Deux jours avant l'ouverture officielle de la truite, j'ai assisté à quelque chose que beaucoup de pêcheurs connaissent mais dont on parle trop peu : un homme, canne en main, ligne à l'eau, au bord d'une rivière de 1ère catégorie. En cette première semaine de mars. En pleine période de fermeture.
Ce que j'ai vu ce début de semaine
C'est en longeant la rivière que j'ai aperçu la scène à l'aller. Un pêcheur installé confortablement, visiblement pas à son premier coup d'essai dans ce secteur. Pas une erreur de date, pas un novice qui ne sait pas lire un calendrier. Quelqu'un qui savait parfaitement ce qu'il faisait, et qui avait visiblement décidé que les règles ne le concernaient pas.
J'ai continué mon chemin, un peu amer, comme on l'est souvent dans ces moments-là. On voit, on s'indigne intérieurement, et on repart sans trop savoir quoi faire.
Mais au retour du Gamm vert, la scène avait changé.

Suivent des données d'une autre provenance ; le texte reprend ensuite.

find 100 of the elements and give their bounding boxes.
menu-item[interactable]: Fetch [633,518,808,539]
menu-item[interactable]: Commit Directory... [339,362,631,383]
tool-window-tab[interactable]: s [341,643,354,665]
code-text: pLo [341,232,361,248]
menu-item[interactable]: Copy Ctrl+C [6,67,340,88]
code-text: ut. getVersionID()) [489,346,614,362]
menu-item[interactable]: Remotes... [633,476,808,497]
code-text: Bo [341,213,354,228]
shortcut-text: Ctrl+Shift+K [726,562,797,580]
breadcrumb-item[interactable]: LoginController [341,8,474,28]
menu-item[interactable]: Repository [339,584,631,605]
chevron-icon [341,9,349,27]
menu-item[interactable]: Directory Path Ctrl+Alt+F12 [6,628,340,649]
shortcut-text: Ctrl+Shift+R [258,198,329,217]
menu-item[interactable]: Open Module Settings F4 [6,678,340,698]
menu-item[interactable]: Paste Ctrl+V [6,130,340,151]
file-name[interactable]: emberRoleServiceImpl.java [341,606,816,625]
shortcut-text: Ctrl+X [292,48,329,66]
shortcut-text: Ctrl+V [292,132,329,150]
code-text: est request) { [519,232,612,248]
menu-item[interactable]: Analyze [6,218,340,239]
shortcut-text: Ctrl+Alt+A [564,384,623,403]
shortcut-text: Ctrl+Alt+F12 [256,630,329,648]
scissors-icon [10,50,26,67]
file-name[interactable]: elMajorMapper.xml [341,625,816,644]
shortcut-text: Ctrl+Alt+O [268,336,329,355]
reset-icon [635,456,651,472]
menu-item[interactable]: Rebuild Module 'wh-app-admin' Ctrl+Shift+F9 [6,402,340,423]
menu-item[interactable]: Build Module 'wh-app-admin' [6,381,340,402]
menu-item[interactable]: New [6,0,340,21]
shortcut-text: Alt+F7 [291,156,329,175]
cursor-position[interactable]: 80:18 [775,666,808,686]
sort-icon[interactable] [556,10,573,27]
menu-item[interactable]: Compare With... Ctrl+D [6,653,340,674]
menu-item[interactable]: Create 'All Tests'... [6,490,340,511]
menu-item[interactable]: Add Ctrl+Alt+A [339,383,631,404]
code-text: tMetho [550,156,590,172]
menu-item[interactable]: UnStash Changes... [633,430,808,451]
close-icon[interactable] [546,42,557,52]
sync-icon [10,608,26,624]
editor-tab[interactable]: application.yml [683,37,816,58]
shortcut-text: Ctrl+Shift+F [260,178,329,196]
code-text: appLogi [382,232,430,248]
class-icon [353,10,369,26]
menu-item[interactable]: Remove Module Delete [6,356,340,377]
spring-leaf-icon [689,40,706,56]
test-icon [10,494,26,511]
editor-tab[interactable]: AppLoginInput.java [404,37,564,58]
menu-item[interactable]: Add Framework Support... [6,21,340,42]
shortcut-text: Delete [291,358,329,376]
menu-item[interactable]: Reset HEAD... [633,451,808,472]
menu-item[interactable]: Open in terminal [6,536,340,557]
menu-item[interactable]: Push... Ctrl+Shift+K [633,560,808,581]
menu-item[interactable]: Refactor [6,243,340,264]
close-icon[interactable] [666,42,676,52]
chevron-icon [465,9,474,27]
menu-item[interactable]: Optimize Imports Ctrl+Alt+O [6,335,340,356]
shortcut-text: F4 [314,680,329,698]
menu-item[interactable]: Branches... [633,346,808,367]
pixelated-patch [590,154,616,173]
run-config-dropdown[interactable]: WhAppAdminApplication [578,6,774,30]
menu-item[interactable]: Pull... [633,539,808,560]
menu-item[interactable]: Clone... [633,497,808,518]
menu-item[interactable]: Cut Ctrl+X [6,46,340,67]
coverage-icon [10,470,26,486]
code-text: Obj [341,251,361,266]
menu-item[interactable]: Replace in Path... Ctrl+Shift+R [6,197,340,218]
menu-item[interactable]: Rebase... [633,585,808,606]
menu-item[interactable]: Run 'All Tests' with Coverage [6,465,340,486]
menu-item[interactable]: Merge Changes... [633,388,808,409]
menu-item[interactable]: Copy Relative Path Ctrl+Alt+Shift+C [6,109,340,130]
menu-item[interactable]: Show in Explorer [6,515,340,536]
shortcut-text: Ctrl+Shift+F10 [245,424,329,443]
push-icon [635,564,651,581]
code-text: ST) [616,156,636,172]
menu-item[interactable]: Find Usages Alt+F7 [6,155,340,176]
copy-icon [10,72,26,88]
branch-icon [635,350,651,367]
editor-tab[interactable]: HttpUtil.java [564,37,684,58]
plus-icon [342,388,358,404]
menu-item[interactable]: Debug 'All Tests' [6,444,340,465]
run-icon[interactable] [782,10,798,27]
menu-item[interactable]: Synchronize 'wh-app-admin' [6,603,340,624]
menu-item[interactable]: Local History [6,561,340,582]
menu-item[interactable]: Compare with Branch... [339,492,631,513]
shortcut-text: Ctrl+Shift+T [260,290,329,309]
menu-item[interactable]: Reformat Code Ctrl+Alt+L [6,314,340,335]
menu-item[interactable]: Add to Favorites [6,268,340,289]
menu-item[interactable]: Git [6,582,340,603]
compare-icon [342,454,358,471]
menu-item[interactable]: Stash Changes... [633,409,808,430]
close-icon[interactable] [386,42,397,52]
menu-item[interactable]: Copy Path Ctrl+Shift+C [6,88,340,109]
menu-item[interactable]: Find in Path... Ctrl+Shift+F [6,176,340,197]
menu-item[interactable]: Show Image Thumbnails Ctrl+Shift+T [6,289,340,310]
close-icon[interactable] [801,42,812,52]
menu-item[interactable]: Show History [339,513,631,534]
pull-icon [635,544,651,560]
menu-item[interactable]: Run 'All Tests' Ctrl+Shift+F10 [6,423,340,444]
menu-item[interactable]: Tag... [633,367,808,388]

Le même pêcheur était toujours là, sauf qu'il n'avait plus la canne en main. En face de lui, un garde-pêche assermenté, carnet sorti, stylo en main. Contravention en cours. Le genre de moment gênant dont on se souviendrait longtemps. Je n'ai pas traîné, mais le tableau était suffisamment clair : il avait été contrôlé, verbalisé, et la sortie de pêche anticipée se terminait autrement qu'il ne l'avait prévu.
Ce genre de comportement, beaucoup d'entre vous l'ont déjà croisé. On l'évoque entre habitués, on s'en indigne, et puis on passe à autre chose. Pourtant, c'est un vrai problème et visiblement, les gardes-pêche patrouillent.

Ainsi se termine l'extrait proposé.